Mutually Detrimental



Yours Conditionally

One of Greek philosopher Heraclitus well-known aphorisms is his time-and-situation reflecting, “no man ever steps in the same river twice, for it’s not the same river and he’s not the same man.” That’s all fine and good, but in the case of Denver-based indie pop outfit Tennis, does the saying still apply if you’re sailing? Some six years on from husband-and-wife duo Alaina Moore and Patrick Riley conceptualizing debut LP Cape Dory while on a boating trip, they’ve opted to repeat the experiment for their fourth full-length, Yours Conditionally. According to a press release, the band felt adrift following the making of 2014’s presciently-titled Ritual in Repeat, and “needed to revisit our past to salvage the present.”

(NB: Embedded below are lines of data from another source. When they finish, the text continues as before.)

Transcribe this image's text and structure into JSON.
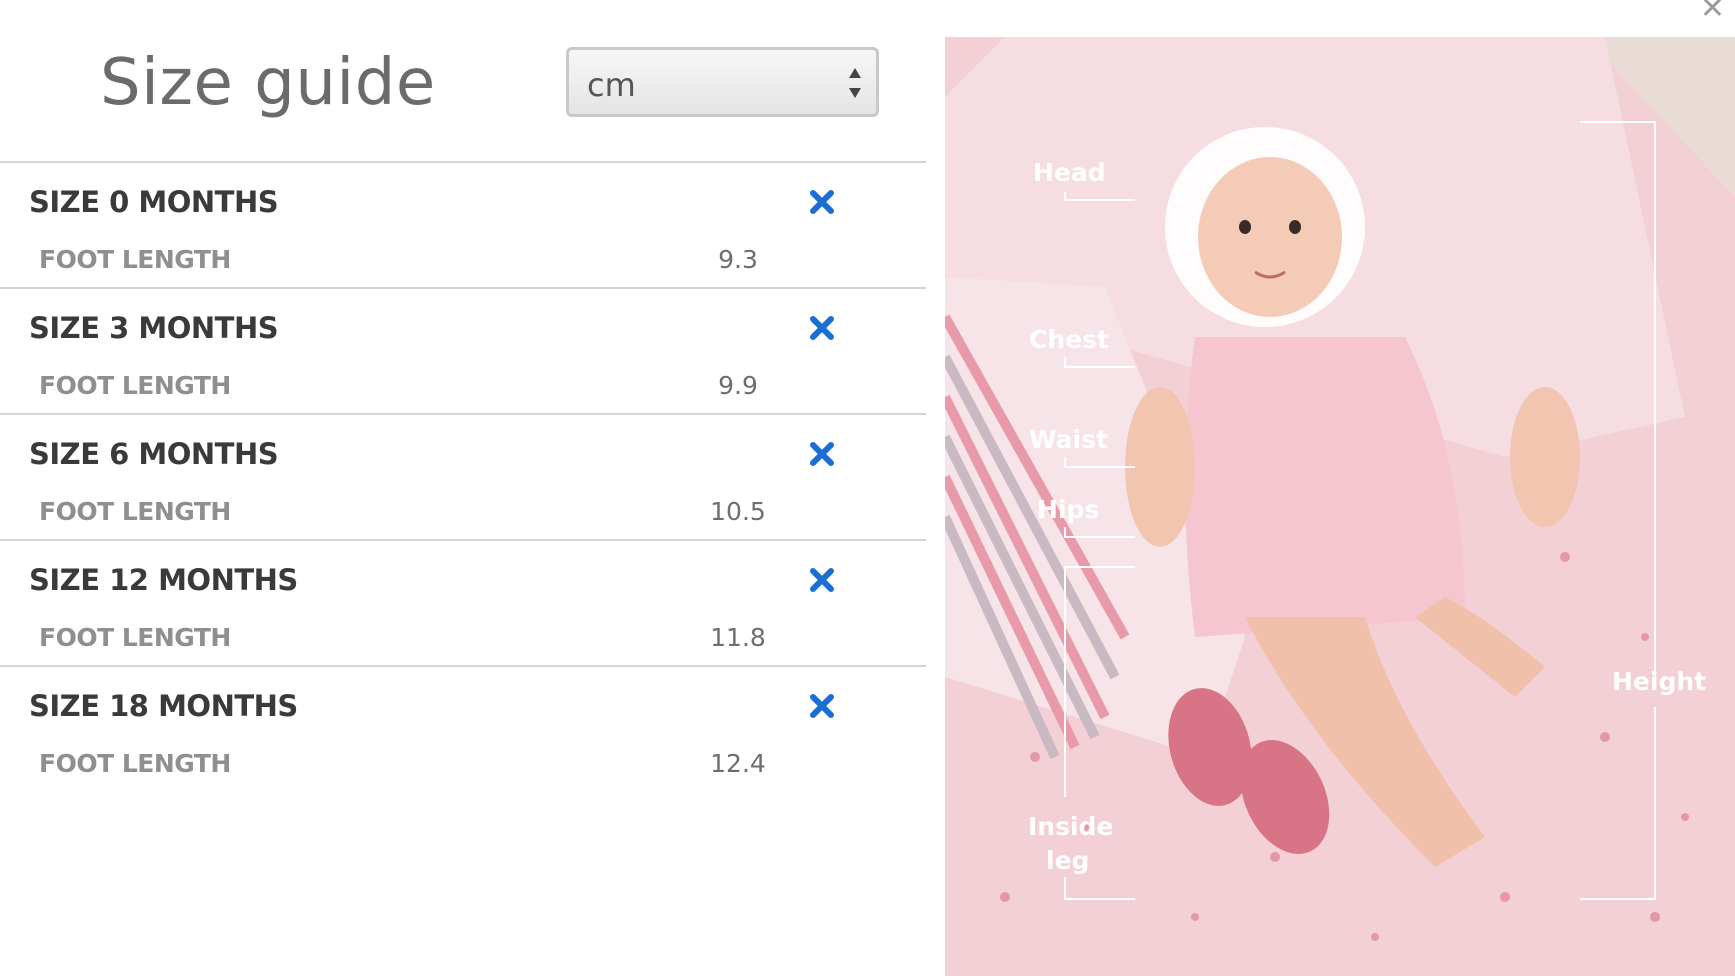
{
  "modal": {
    "close_icon": "close-icon"
  },
  "header": {
    "title": "Size guide",
    "unit_select": {
      "value": "cm",
      "options_icon": "updown-arrows-icon"
    }
  },
  "sizes": [
    {
      "title": "SIZE 0 MONTHS",
      "measurement": "FOOT LENGTH",
      "value": "9.3"
    },
    {
      "title": "SIZE 3 MONTHS",
      "measurement": "FOOT LENGTH",
      "value": "9.9"
    },
    {
      "title": "SIZE 6 MONTHS",
      "measurement": "FOOT LENGTH",
      "value": "10.5"
    },
    {
      "title": "SIZE 12 MONTHS",
      "measurement": "FOOT LENGTH",
      "value": "11.8"
    },
    {
      "title": "SIZE 18 MONTHS",
      "measurement": "FOOT LENGTH",
      "value": "12.4"
    }
  ],
  "photo": {
    "labels": {
      "head": "Head",
      "chest": "Chest",
      "waist": "Waist",
      "hips": "Hips",
      "inside_leg_1": "Inside",
      "inside_leg_2": "leg",
      "height": "Height"
    }
  },
  "colors": {
    "accent": "#1a6fd4",
    "title": "#6b6b6b",
    "divider": "#d4d4d4",
    "photo_pink": "#f0c9cf"
  }
}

“We thought that revisiting the past and origin point of our first record would maybe help get back some of the initial innocence in the songwriting,” Moore added in a recent interview, while allowing that plenty has changed since then. Cape Dory was a pleasant and wide-eyed release; Yours Conditionally isn’t a sonic or lyrical backtrack. Despite the MOR smoothness that soaks most tracks, there’s a weariness to Tennis latest serving. Considering the troubled waters the relationship-focused album travels, it’s fitting that the partnership delivered the record under their own Mutually Detrimental imprint.

“In the Morning I’ll Be Better” has been glazed with sun-warped organs and a warming round of falsetto harmonies, an early morning easiness that softens the blow of Moore’s lead vocal, which alludes to sleeping off some tension. “I’ll write a hymn again,” she promises in a meta fashion, looking forward to a resolve while also admitting that getting over the hump is a form of “sublimation.”

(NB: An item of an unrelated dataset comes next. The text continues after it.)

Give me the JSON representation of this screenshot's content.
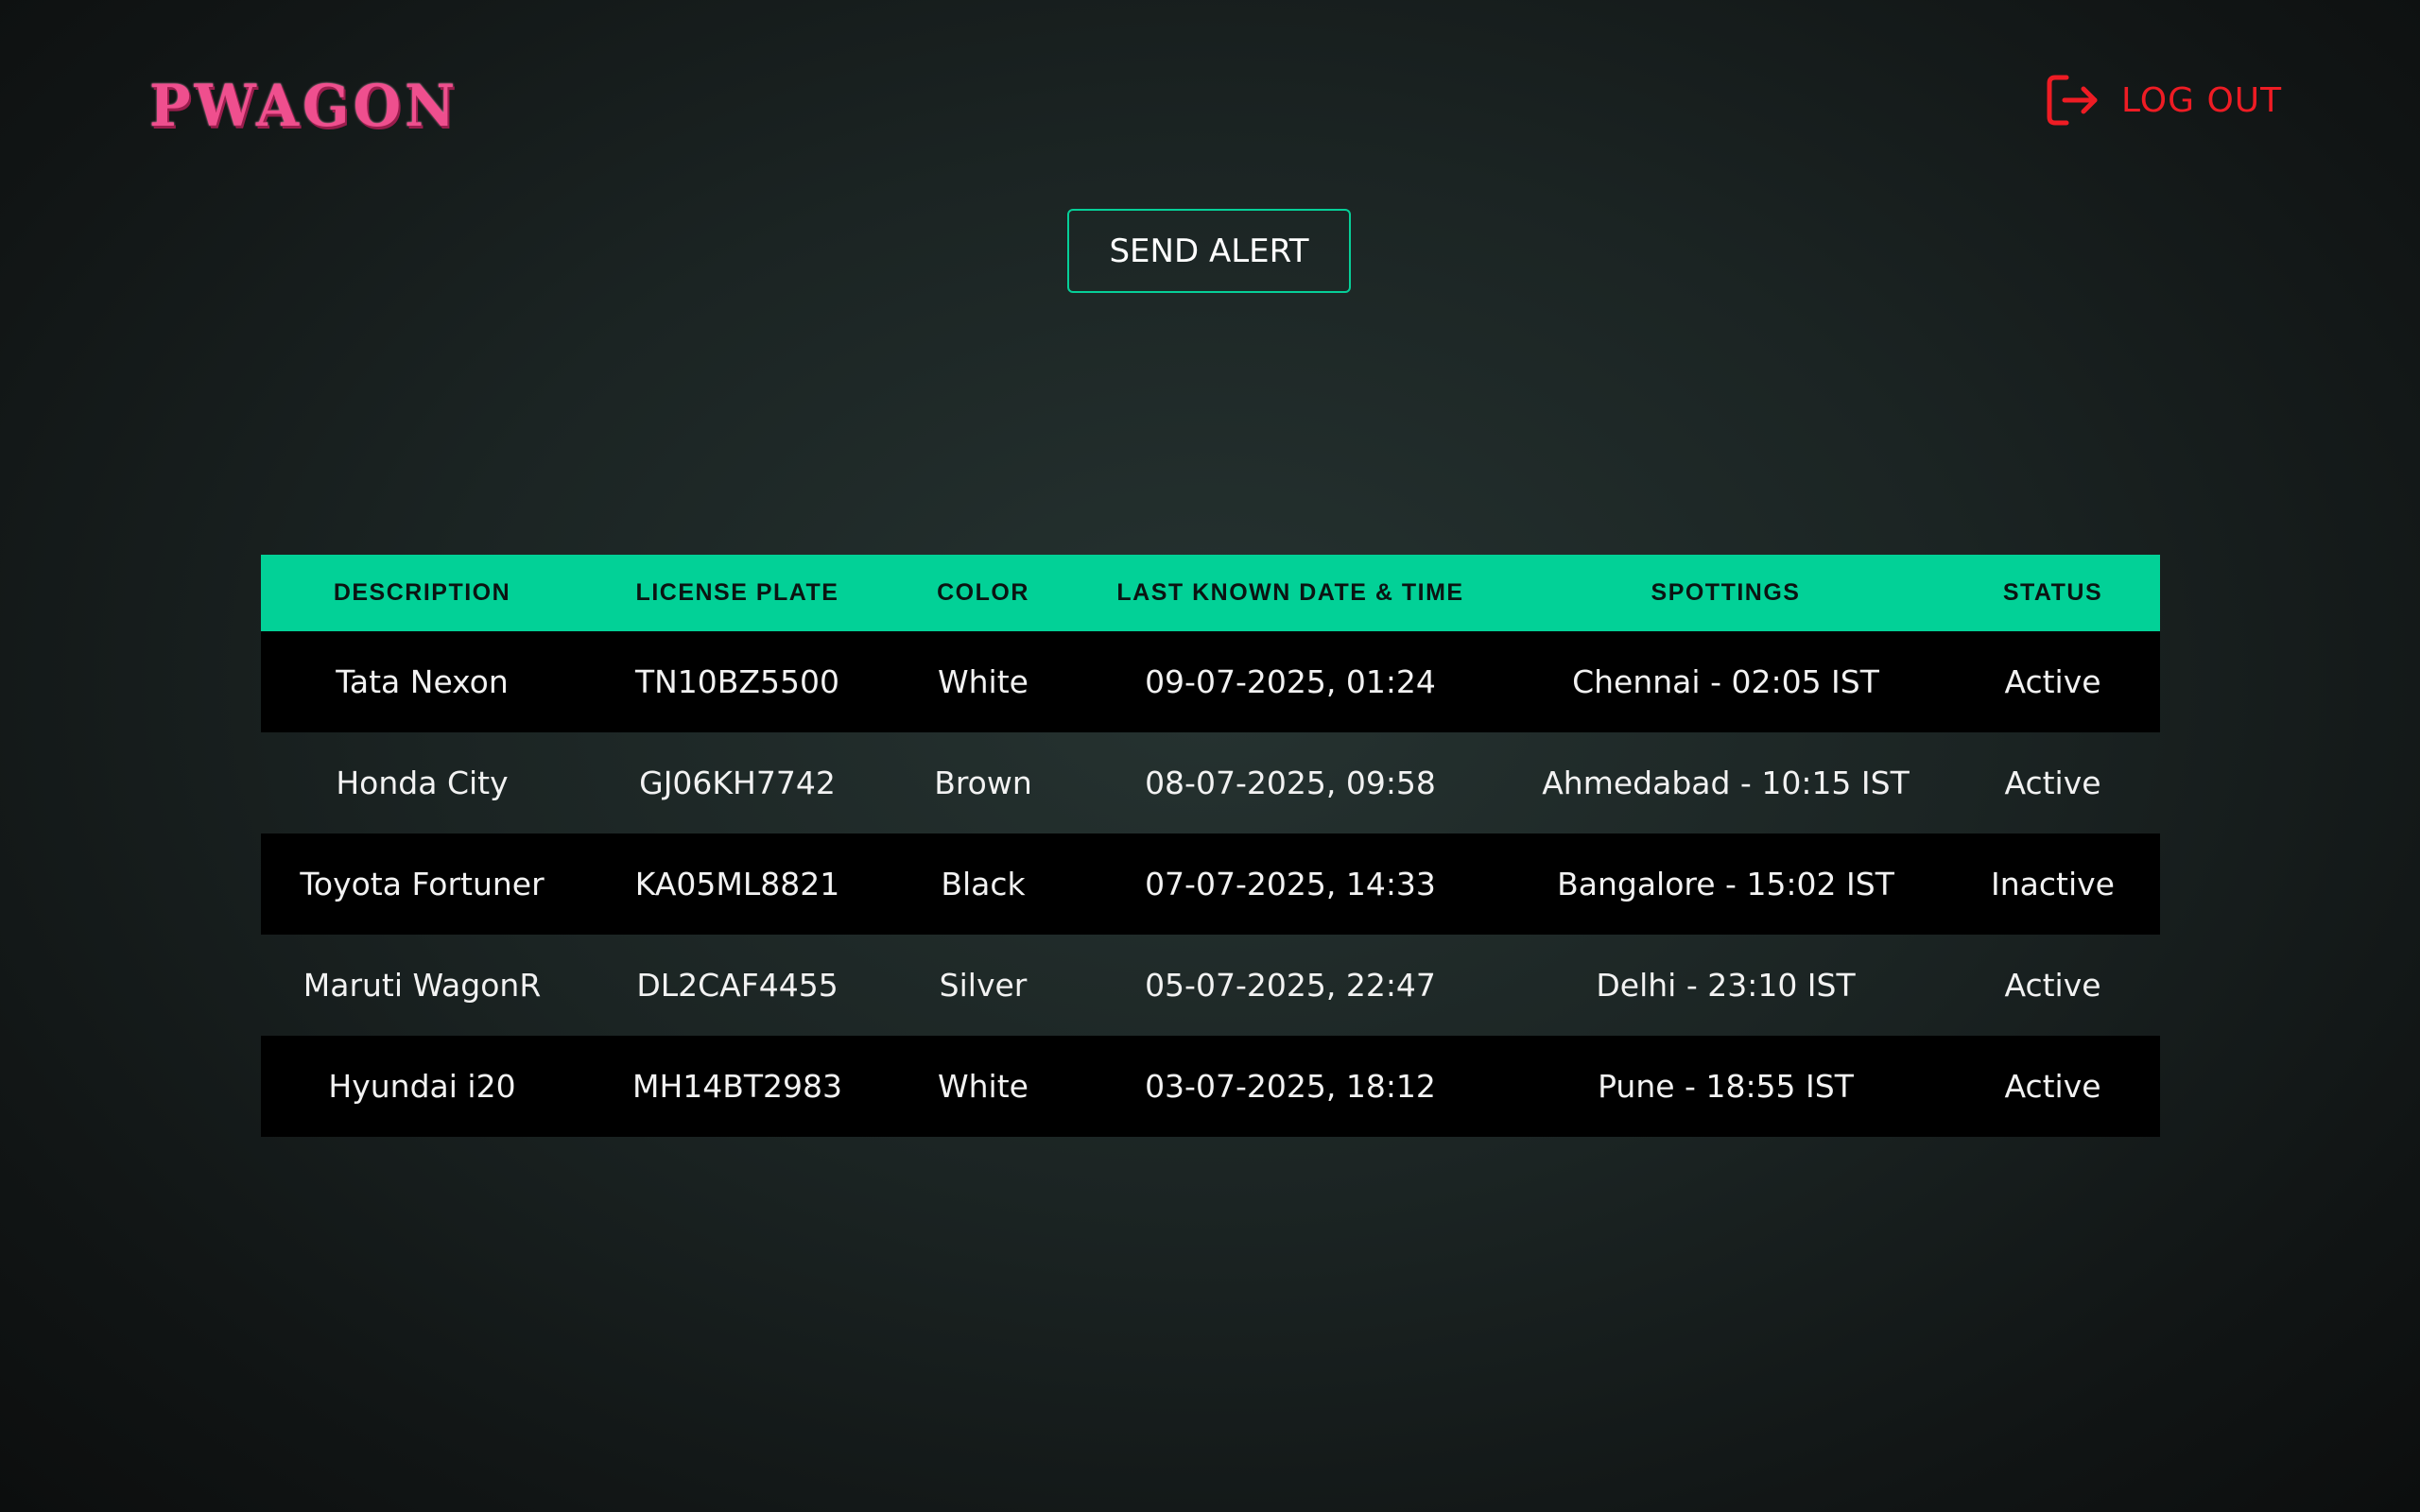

“My Emotions Are Blinding” subverts conventional love songs by affixing a dry humour to the supposed causality between gender binary codification (“I get hysterical/It’s empirical”) and divine intervention (“I’m just a vehicle for the material”). This all comes under a glossy sheen of bop-and-thump bass lines and watery guitar textures, sounding something like late period Rilo Kiley. Later, “Ladies Don’t Play Guitar” deconstructs archetypes slyly, Moore poking holes at lame-brained ideas that women “don’t get down to the sound” of six-strings. Fittingly enough, the arrangement of mildly New Jack Swing-styled beats, electric piano and bass is lacking guitar accompaniment for much of the run time. All the same, Tennis eventually double down with some lovely, twin guitar garnishing.

Convention is further blasted on “Matrimony,” at least in the sense that Moore apparently doesn’t buy into two lovers being brought together by something as intangible as fate. That said, she cops to a lover’s “burning look” feeling good while reminiscing on the “sweet summer morning” of their wedding.

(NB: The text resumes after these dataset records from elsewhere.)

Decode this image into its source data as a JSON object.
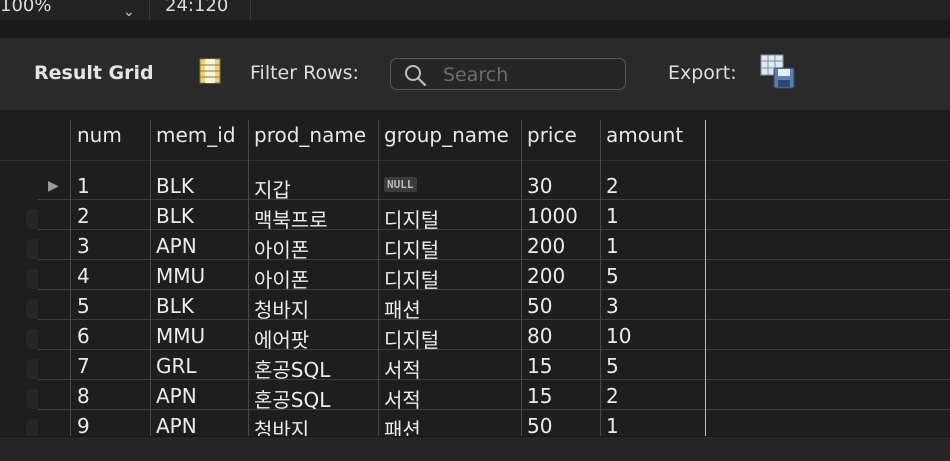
{
  "topbar": {
    "zoom": "100%",
    "cursor_position": "24:120"
  },
  "toolbar": {
    "result_grid_label": "Result Grid",
    "filter_rows_label": "Filter Rows:",
    "search_placeholder": "Search",
    "export_label": "Export:"
  },
  "grid": {
    "columns": [
      "num",
      "mem_id",
      "prod_name",
      "group_name",
      "price",
      "amount"
    ],
    "null_label": "NULL",
    "rows": [
      [
        "1",
        "BLK",
        "지갑",
        null,
        "30",
        "2"
      ],
      [
        "2",
        "BLK",
        "맥북프로",
        "디지털",
        "1000",
        "1"
      ],
      [
        "3",
        "APN",
        "아이폰",
        "디지털",
        "200",
        "1"
      ],
      [
        "4",
        "MMU",
        "아이폰",
        "디지털",
        "200",
        "5"
      ],
      [
        "5",
        "BLK",
        "청바지",
        "패션",
        "50",
        "3"
      ],
      [
        "6",
        "MMU",
        "에어팟",
        "디지털",
        "80",
        "10"
      ],
      [
        "7",
        "GRL",
        "혼공SQL",
        "서적",
        "15",
        "5"
      ],
      [
        "8",
        "APN",
        "혼공SQL",
        "서적",
        "15",
        "2"
      ],
      [
        "9",
        "APN",
        "청바지",
        "패션",
        "50",
        "1"
      ]
    ]
  }
}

While overflowing with introspection, Yours Conditional doesn’t always deliver on the music side of things. There are some engaging pieces to be sure–“Please Don’t Ruin This For Me,” despite some downcast lyrics, is a bright and spritely jangle of chords and tambourine that lightens up the overall mood. The aforementioned “In the Morning I’ll Be Better” is a rich, soft rock and vintage R&B exploration, but the similarly plotted-out “Baby Don’t Believe” straggles with its pace. The staccato, minor chord synth stabs and drum punches of “Matrimony” come across as Beach House-lite, a call you could have lobbied as far back as Cape Dory’s “Bimini Bay”. Maybe Tennis took into account their past after all.

While rooted in recapturing the magic, it’s commendable that Tennis’ latest isn’t a nostalgia piece. Instead of recapitalizing on Cape Dory’s “innocence,” Yours Conditionally sails away from the sounds of Cape Dory to deliver a mature, if uneven, release. Heraclitus called this kind of progression centuries ago: “Everything flows and nothing stays.”